Oct 22, 2017 | White Collar Crimes |

The owner and operator of a Florida investment firm received a sentence of five years in federal prison on October 17 on fraud charges. Federal prosecutors claim the man was involved in a conspiracy with others to defraud investors, which allowed them to accumulate approximately $6 million.

According to federal prosecutors, the 55-year-old Sarasota investment advisor pleaded guilty in March to charges of conspiracy to commit wire fraud. In addition to a prison sentence, court documents show the judge also ordered the man to pay $3.4 million in restitution to those investors he allegedly defrauded and to forfeit $2.8 million in purportedly fraudulent earnings.

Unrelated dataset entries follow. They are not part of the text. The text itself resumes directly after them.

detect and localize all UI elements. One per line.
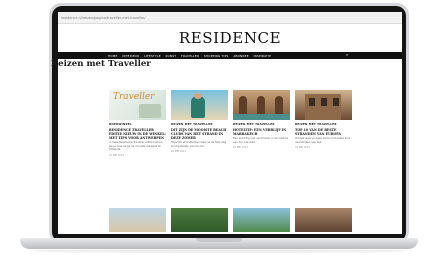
article-thumbnail-beach[interactable] — [171, 90, 228, 120]
page-title: Reizen met Traveller — [51, 59, 151, 69]
article-thumbnail-magazine[interactable]: Traveller — [109, 90, 166, 120]
article-card[interactable]: Traveller BOEKWINKEL RESIDENCE TRAVELLER… — [109, 90, 166, 157]
article-card[interactable]: REIZEN MET TRAVELLER TOP 10 VAN DE BESTE… — [295, 90, 352, 149]
article-date: 16 MEI 2023 — [171, 150, 186, 154]
article-title[interactable]: RESIDENCE TRAVELLER EDITIE NIEUW IN DE W… — [109, 128, 166, 140]
main-nav: HOME INTERIEUR LIFESTYLE KUNST TRAVELLER… — [58, 52, 402, 59]
magazine-cover-title: Traveller — [113, 92, 155, 102]
address-bar[interactable]: residence.nl/reizen/pagina/traveller-met… — [58, 12, 402, 24]
nav-item-inspiratie[interactable]: INSPIRATIE — [254, 54, 272, 58]
article-category[interactable]: REIZEN MET TRAVELLER — [171, 122, 228, 126]
laptop-shadow — [30, 249, 408, 253]
url-text: residence.nl/reizen/pagina/traveller-met… — [61, 15, 146, 20]
article-title[interactable]: DIT ZIJN DE MOOISTE BEACH CLUBS VAN HET … — [171, 128, 228, 140]
article-excerpt: Stijlvolle strandtenten waar je de hele … — [171, 141, 227, 148]
article-excerpt: Ontdek waar je deze zomer het beste kunt… — [295, 137, 351, 144]
nav-item-shopping[interactable]: SHOPPING TIPS — [204, 54, 229, 58]
article-category[interactable]: REIZEN MET TRAVELLER — [295, 122, 352, 126]
article-card[interactable]: REIZEN MET TRAVELLER DIT ZIJN DE MOOISTE… — [171, 90, 228, 153]
nav-item-home[interactable]: HOME — [108, 54, 118, 58]
article-thumbnail-row2-2[interactable] — [171, 208, 228, 232]
site-logo[interactable]: RESIDENCE — [179, 29, 281, 47]
nav-item-interieur[interactable]: INTERIEUR — [122, 54, 139, 58]
nav-item-lifestyle[interactable]: LIFESTYLE — [144, 54, 161, 58]
article-category[interactable]: REIZEN MET TRAVELLER — [233, 122, 290, 126]
article-title[interactable]: HOTELTIP: EEN VERBLIJF IN MARRAKECH — [233, 128, 290, 136]
article-category[interactable]: BOEKWINKEL — [109, 122, 166, 126]
article-excerpt: Een prachtig riad verscholen in de medin… — [233, 137, 289, 144]
article-excerpt: In deze Residence Traveller editie nemen… — [109, 141, 163, 152]
article-thumbnail-building[interactable] — [295, 90, 352, 120]
nav-item-abonnee[interactable]: ABONNEE — [233, 54, 248, 58]
article-thumbnail-row2-4[interactable] — [295, 208, 352, 232]
article-title[interactable]: TOP 10 VAN DE BESTE STRANDEN VAN EUROPA — [295, 128, 352, 136]
article-date: 15 MEI 2023 — [233, 146, 248, 150]
article-date: 15 MEI 2023 — [295, 146, 310, 150]
search-icon[interactable]: ⌕ — [346, 53, 350, 57]
article-thumbnail-riad[interactable] — [233, 90, 290, 120]
nav-item-traveller[interactable]: TRAVELLER — [181, 54, 199, 58]
laptop-notch — [196, 238, 242, 242]
article-card[interactable]: REIZEN MET TRAVELLER HOTELTIP: EEN VERBL… — [233, 90, 290, 149]
article-date: 16 MEI 2023 — [109, 154, 124, 158]
article-thumbnail-row2-3[interactable] — [233, 208, 290, 232]
article-thumbnail-row2-1[interactable] — [109, 208, 166, 232]
site-header: RESIDENCE — [58, 24, 402, 52]
nav-item-kunst[interactable]: KUNST — [166, 54, 177, 58]
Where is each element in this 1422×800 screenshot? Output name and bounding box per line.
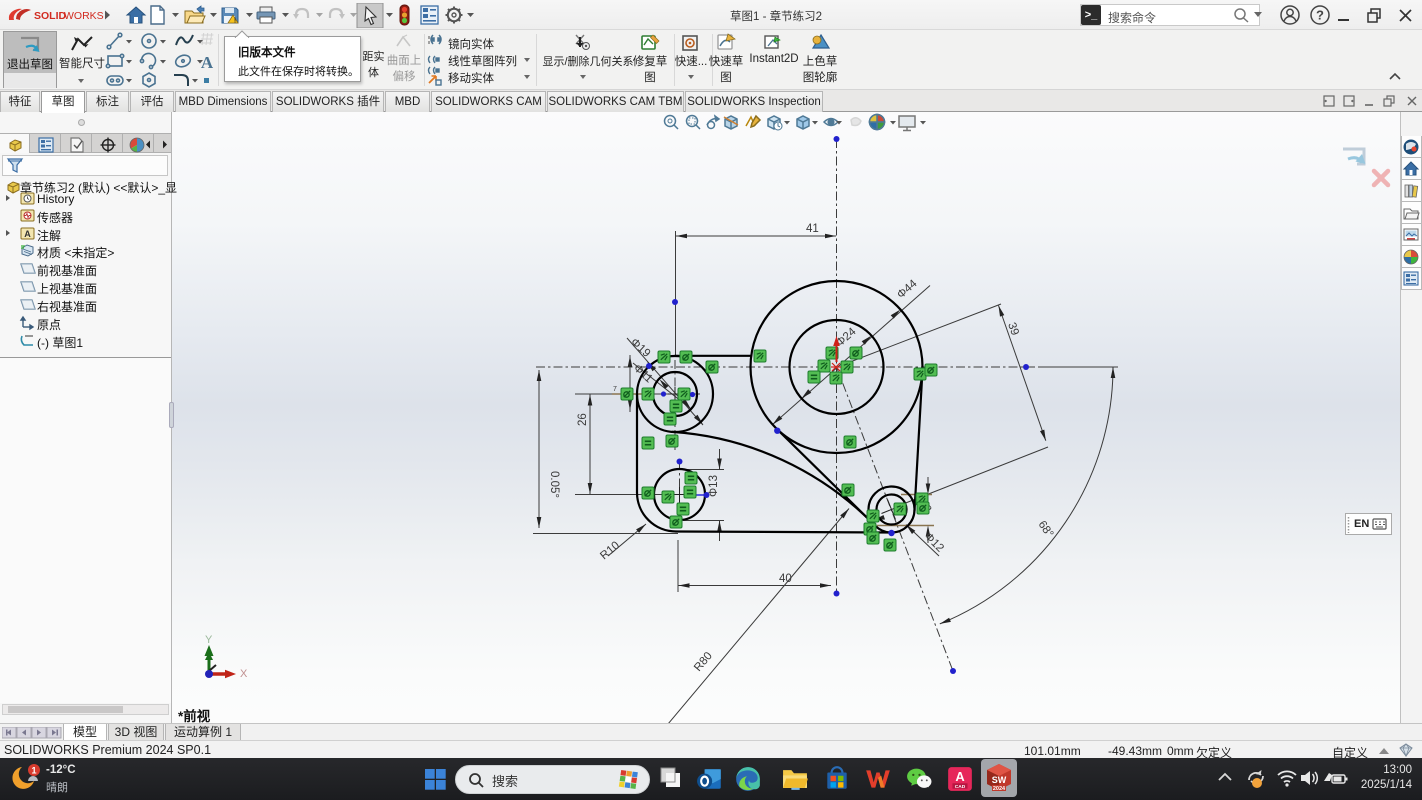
svg-text:X: X	[240, 668, 248, 680]
svg-text:CAD: CAD	[955, 784, 966, 790]
svg-text:SOLID: SOLID	[34, 10, 67, 22]
svg-text:SW: SW	[992, 775, 1007, 785]
svg-text:WORKS: WORKS	[64, 10, 104, 22]
svg-text:Y: Y	[205, 634, 213, 646]
svg-text:40: 40	[779, 573, 792, 585]
svg-text:!: !	[234, 18, 236, 25]
svg-text:7: 7	[613, 386, 617, 393]
svg-text:?: ?	[1316, 8, 1324, 23]
svg-text:2024: 2024	[993, 786, 1006, 792]
svg-text:Φ13: Φ13	[708, 475, 720, 497]
svg-text:A: A	[24, 229, 31, 239]
svg-text:R80: R80	[692, 650, 715, 674]
svg-text:Φ12: Φ12	[922, 531, 946, 555]
svg-text:0.05°: 0.05°	[548, 471, 560, 498]
svg-text:26: 26	[577, 413, 589, 426]
svg-text:A: A	[955, 769, 964, 784]
svg-text:39: 39	[1005, 321, 1021, 337]
svg-text:Φ19: Φ19	[628, 336, 652, 360]
svg-text:A: A	[201, 53, 214, 72]
svg-text:R10: R10	[598, 540, 622, 563]
svg-text:68°: 68°	[1036, 519, 1056, 540]
svg-text:*前视: *前视	[178, 708, 211, 723]
svg-text:1: 1	[31, 766, 36, 776]
svg-text:41: 41	[806, 223, 819, 235]
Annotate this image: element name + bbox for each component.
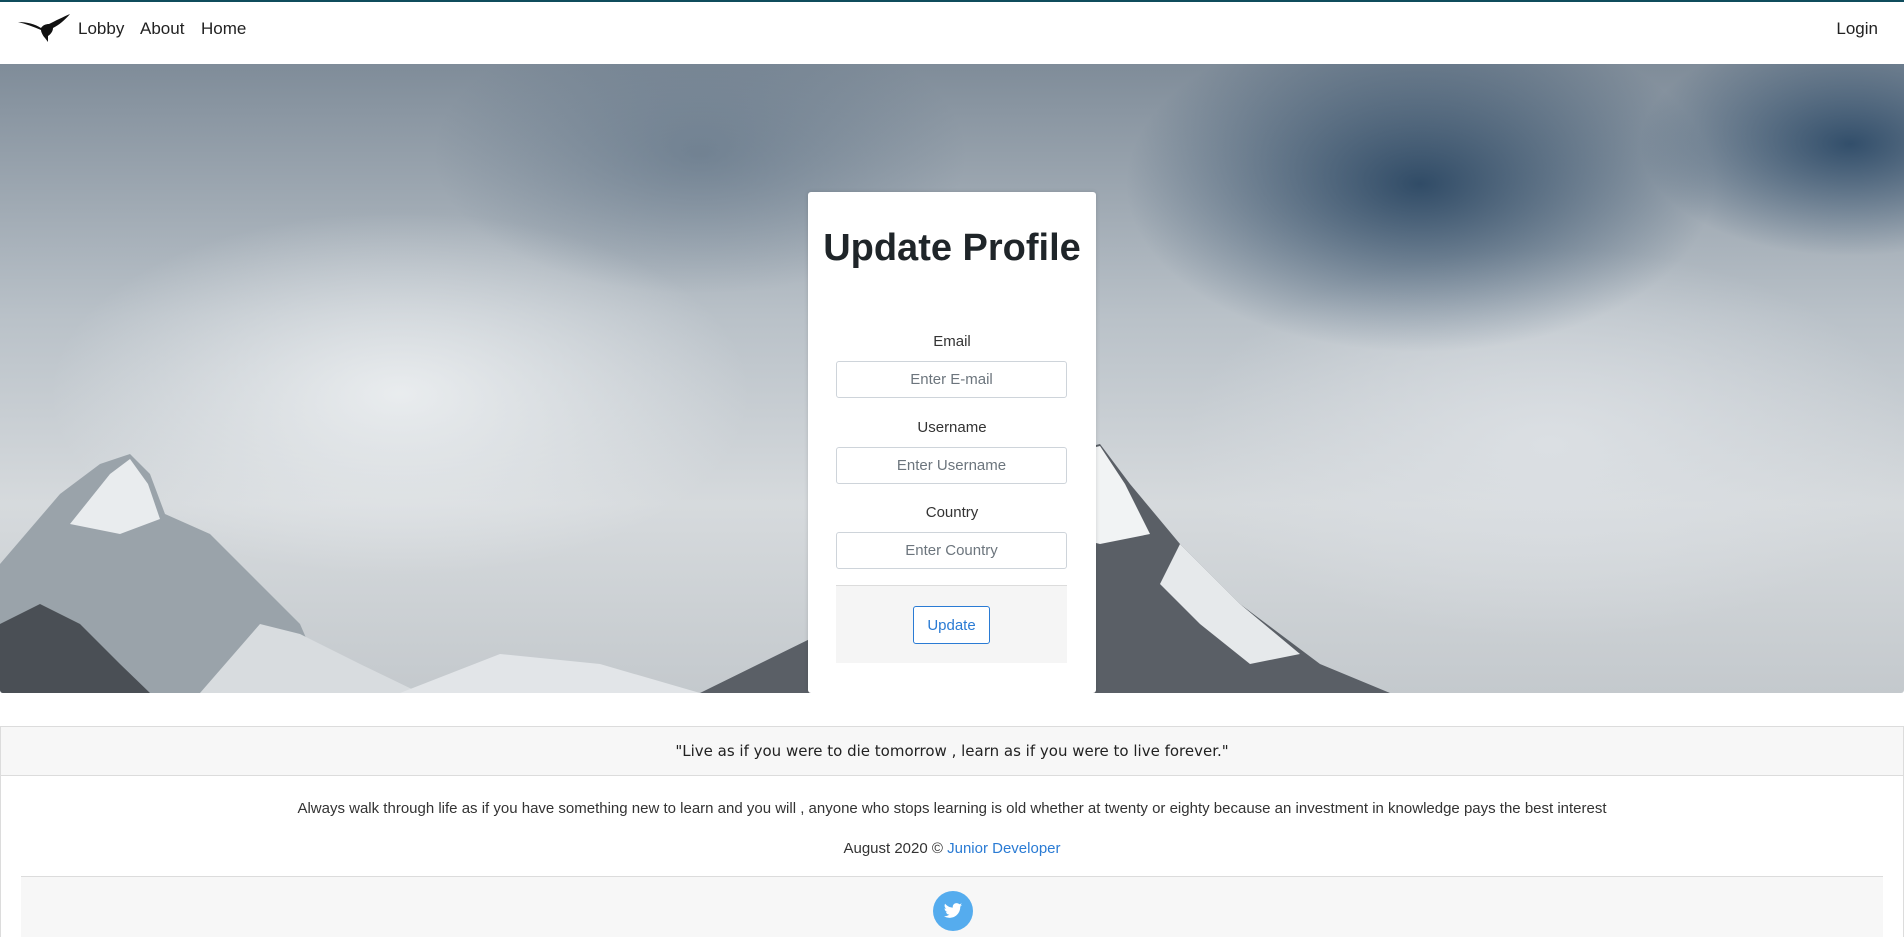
update-profile-card: Update Profile Email Username Country Up… — [808, 192, 1096, 693]
footer-text: Always walk through life as if you have … — [297, 800, 1607, 817]
country-field[interactable] — [836, 532, 1067, 569]
page-footer: "Live as if you were to die tomorrow , l… — [0, 726, 1904, 937]
twitter-icon — [943, 903, 963, 918]
nav-link-home[interactable]: Home — [201, 19, 246, 39]
email-field[interactable] — [836, 361, 1067, 398]
country-label: Country — [925, 504, 979, 521]
twitter-button[interactable] — [933, 891, 973, 931]
login-link[interactable]: Login — [1836, 19, 1878, 39]
navbar: Lobby About Home Login — [0, 2, 1904, 62]
form-footer: Update — [836, 585, 1067, 663]
footer-quote: "Live as if you were to die tomorrow , l… — [1, 727, 1903, 776]
eagle-icon[interactable] — [17, 12, 71, 44]
update-button[interactable]: Update — [913, 606, 990, 644]
nav-link-lobby[interactable]: Lobby — [78, 19, 124, 39]
email-label: Email — [933, 333, 971, 350]
author-link[interactable]: Junior Developer — [947, 840, 1060, 857]
social-bar — [21, 876, 1883, 937]
username-field[interactable] — [836, 447, 1067, 484]
page-title: Update Profile — [823, 227, 1081, 269]
nav-link-about[interactable]: About — [140, 19, 184, 39]
copyright: August 2020 © Junior Developer — [1, 840, 1903, 857]
hero-background: Update Profile Email Username Country Up… — [0, 64, 1904, 693]
copyright-text: August 2020 © — [843, 840, 943, 857]
username-label: Username — [917, 419, 987, 436]
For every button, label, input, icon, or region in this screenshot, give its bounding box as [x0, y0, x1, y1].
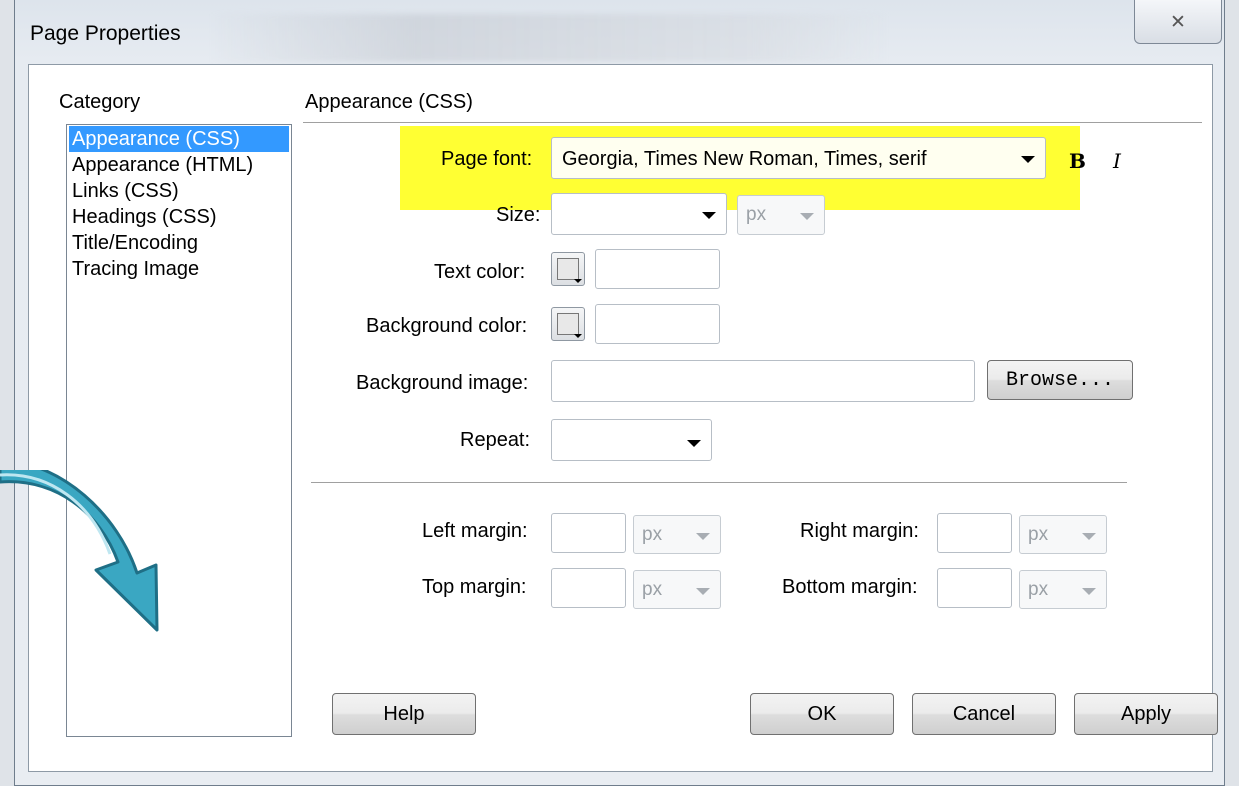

An investigation by the FBI alleged that the man, whose asset management and investment advisory firm had offices in both Florida and California, began perpetrating wire fraud with other co-conspirators in August 2012. Federal prosecutors also argued that FBI investigators also found evidence that he intentionally tried to mislead his investors and clients by hiding a previous federal wire fraud conviction in 2007. He was also accused of hiring a person to try and manipulate internet search results pertaining to his fraud conviction as well as to information about his previous bankruptcies, prior tax liens, adverse financial judgments and a debt of hundreds of thousands of dollars in restitution payments still owed to supposed victims of his previous 2012 wire fraud conviction. Court documents show the man apparently misused his clients’ investments by secretly issuing himself unjustified “salary” and “bonus” payments in amounts between $12,000 to $25,000 for personal use.

When an individual is the focus of a federal investigation into white collar crimes, their personal and professional reputations can often be seriously jeopardized or damaged regardless of whether it actually results in a conviction. An attorney might be able to help those under investigation for white collar crimes avoid more serious charges or receive lighter penalties if the case goes to court.